Jó 41:18-24 continua a descrição que Deus faz do poderoso Leviatã. Leviatã pode expelir chamas pela boca. Seus olhos ardem com o fogo interior. Fumaça sai de seu nariz, seu hálito pode iniciar incêndios. Ele é incrivelmente perigoso e inacessível. Todos que o veem sentem medo. Seu coração é como uma rocha, pesado e inabalável. Este é um animal que não tem ternura, mas é totalmente forte, perigoso e insensível a tudo que se aproxima dele. E Deus criou essa criatura. Por que, então, Jó pensa que pode se aproximar de Deus e mostrar-lhe uma perspectiva que Ele não possui?

Em Jó 41:18-24, Jó continua a construir um retrato do design "impenetrável" do Leviatã, como uma ilustração para apoiar Sua afirmação em Jó 41:10 de que nenhum ser humano tem a capacidade de desafiá-Lo, assim como nenhum ser humano tem a capacidade de confrontar essa criatura majestosa.

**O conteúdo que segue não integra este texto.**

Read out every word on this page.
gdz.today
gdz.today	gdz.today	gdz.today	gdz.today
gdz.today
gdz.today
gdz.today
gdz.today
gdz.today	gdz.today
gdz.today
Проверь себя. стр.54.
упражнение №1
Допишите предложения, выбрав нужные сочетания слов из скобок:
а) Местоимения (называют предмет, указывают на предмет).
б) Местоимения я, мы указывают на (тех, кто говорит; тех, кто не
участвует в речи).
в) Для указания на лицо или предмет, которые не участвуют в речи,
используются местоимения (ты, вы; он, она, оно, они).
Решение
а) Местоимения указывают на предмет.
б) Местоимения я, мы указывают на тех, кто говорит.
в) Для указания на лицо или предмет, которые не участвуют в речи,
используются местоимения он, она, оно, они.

Deus começou uma descrição anatômica do Leviatã em Jó 41:12. Depois de descrever a armadura impenetrável do Leviatã, Deus descreve um mecanismo de defesa flamejante que o Leviatã possui, dizendo: “Seus espirros lançam luz, e seus olhos são como as pálpebras da aurora” (v. 18).

Como não sabemos que criatura é essa, não podemos ter certeza a que essa descrição se refere. Mas os versículos seguintes pintam um quadro mais completo das capacidades físicas únicas do Leviatã — fogo que emana da cabeça e do rosto da criatura:

  • “Da sua boca saem tochas acesas; faíscas de fogo saltam.” (v. 19) e
  • “Das suas narinas sai fumaça como de uma panela fervendo e de canas em chamas” (v. 20) e
  • “Seu hálito acende brasas, e da sua boca sai chama.” (v. 21).

Esses versos dão a entender que essa criatura pode expelir chamas de fogo. Leviatã pode ser a fonte da mitologia do dragão que cospe fogo. Existem vários animais vivos que produzem jatos químicos. O besouro-bombardeiro expele um jato químico que também é aquecido. Talvez isso descreva uma criatura agora extinta que possuía uma capacidade semelhante.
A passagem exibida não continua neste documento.